L’effet conservateur du sel et du sucre était connu depuis longtemps. Depuis 1953, on sait pourquoi grâce à un chercheur à l’origine du concept de l’activité de l’eau. Car oui, à défaut d’avoir une mémoire, l’eau a un présent très actif. Elle est capable de se lier à des solutés (des molécules hygroscopiques) et, de cette façon, elle n’est plus disponible (ou moins disponible) pour les micro-organismes environnants. En se mariant à l’eau, les humectants lui lient les mains et la mènent par le bout du nez.
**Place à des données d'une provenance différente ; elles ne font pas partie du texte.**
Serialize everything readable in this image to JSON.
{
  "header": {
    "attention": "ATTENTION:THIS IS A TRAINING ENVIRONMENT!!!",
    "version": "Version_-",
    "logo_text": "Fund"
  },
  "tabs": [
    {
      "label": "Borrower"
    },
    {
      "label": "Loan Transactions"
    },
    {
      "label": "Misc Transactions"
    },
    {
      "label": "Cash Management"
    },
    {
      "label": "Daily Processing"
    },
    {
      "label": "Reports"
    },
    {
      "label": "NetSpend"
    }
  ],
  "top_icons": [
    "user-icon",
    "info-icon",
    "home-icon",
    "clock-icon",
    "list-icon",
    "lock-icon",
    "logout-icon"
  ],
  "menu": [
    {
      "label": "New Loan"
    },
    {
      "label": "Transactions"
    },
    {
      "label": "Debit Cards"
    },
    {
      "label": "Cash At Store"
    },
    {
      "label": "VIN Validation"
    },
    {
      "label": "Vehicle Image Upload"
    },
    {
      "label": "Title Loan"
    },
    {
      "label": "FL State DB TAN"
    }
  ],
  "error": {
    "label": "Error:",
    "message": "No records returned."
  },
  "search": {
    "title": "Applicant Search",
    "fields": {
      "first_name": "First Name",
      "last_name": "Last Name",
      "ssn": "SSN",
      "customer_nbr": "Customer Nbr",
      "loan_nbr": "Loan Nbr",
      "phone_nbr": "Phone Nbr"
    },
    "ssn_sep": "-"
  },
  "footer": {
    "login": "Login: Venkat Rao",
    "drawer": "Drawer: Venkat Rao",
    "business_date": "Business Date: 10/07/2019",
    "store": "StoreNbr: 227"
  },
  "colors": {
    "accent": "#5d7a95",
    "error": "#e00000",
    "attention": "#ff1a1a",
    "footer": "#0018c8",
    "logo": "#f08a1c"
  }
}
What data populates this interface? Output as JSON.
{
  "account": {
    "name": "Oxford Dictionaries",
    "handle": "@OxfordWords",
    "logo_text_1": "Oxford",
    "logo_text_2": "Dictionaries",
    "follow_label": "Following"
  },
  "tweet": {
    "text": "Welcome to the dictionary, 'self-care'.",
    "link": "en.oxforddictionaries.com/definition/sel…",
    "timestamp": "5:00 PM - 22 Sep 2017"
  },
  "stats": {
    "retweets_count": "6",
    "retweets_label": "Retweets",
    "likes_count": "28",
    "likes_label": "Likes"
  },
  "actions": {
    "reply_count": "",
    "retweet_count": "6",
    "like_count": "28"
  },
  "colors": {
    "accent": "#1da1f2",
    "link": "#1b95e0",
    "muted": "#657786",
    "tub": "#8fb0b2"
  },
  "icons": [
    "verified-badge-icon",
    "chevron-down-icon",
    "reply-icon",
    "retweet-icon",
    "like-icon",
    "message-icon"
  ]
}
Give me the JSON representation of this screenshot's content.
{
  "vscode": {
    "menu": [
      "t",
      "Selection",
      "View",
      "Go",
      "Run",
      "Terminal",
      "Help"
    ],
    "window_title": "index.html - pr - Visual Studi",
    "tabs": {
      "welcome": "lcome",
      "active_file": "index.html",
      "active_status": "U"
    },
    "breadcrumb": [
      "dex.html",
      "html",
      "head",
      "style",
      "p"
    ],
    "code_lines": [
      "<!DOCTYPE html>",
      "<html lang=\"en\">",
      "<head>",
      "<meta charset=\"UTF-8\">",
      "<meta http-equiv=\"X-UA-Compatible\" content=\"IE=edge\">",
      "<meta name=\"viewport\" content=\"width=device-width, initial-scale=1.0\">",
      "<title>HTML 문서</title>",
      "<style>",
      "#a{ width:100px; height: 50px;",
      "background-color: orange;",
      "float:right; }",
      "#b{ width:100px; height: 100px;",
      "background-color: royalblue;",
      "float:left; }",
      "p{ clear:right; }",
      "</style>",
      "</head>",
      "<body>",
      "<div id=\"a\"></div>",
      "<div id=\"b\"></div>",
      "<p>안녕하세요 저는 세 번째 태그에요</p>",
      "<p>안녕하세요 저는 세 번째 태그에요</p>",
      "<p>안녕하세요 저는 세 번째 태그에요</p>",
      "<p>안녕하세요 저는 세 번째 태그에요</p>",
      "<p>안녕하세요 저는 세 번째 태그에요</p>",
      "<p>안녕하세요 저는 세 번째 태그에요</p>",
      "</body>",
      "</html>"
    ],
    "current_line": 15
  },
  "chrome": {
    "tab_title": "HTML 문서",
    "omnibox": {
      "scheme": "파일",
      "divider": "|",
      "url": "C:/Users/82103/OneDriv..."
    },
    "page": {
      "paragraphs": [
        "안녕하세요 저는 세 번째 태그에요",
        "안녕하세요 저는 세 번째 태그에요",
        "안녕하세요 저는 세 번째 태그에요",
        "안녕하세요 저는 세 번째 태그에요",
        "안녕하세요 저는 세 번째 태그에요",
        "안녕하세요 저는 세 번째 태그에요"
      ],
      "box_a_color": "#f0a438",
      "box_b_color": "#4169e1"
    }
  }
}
Pas question de s’évader !

Intéressant, ce concept, qui permet de diminuer les concentrations des conservateurs utilisés ! Intéressant mais complexe.

On vous en dit un peu plus au sujet de ce concept bien connu du secteur agro-alimentaire, découvert il y a quelques années par les laboratoires cosmétiques !

Tout d’abord, un mot sur l’activité de l’eau

Cette notion a été inventée dans les années 1950 par W.J Scott qui s’intéresse alors aux conditions de multiplication de souches de Staphylococcus aureus, responsables d’intoxications alimentaires. L’aw est une valeur thermodynamique, définie comme le rapport entre la pression de vapeur équilibrée (P1) de l’échantillon et la pression de vapeur de saturation (P0) de l’eau pure à la même température, aw = P1/P0. La valeur de l’aw traduit la proportion relative entre l’eau liée (une eau liée chimiquement à des molécules comme les humectants) et l’eau libre (l’eau non liée et donc directement disponible pour les microorganismes). L’échelle de valeurs va de 0 (pour une eau entièrement liée) à 1 (pour une eau entièrement libre),2 puisque, comme l’indique Reid, en 2007, l’aw correspond à un rapport de « fugacité » (donc de capacité à s’échapper, à s’évaporer) entre l’eau contenue dans un système (l’aliment, le cosmétique que l’on étudie) et l’eau pure, les deux étant testés à la même température.3

Plus la valeur est élevée (activité supérieure à 0,6 ou 0,8), plus la conservation du produit est problématique et nécessite le recours à des conservateurs antimicrobiens.4

Ensuite, un mot sur les humectants

Des molécules hygroscopiques, qui, par définition, ont une forte affinité pour l’eau et se lient avec elle. Des molécules bien connues et considérées comme des excipients, comme les glycols (propylène-glycol en tête) ou à cheval entre la catégorie des excipients et des actifs (la célèbre glycérine !). Ceux-ci sont considérés, avec le sorbitol et les PEG, comme des humectants « traditionnels ». Mais on trouve dans la littérature des actifs (urée, D-panthénol),5 présentés aussi comme étant des humectants.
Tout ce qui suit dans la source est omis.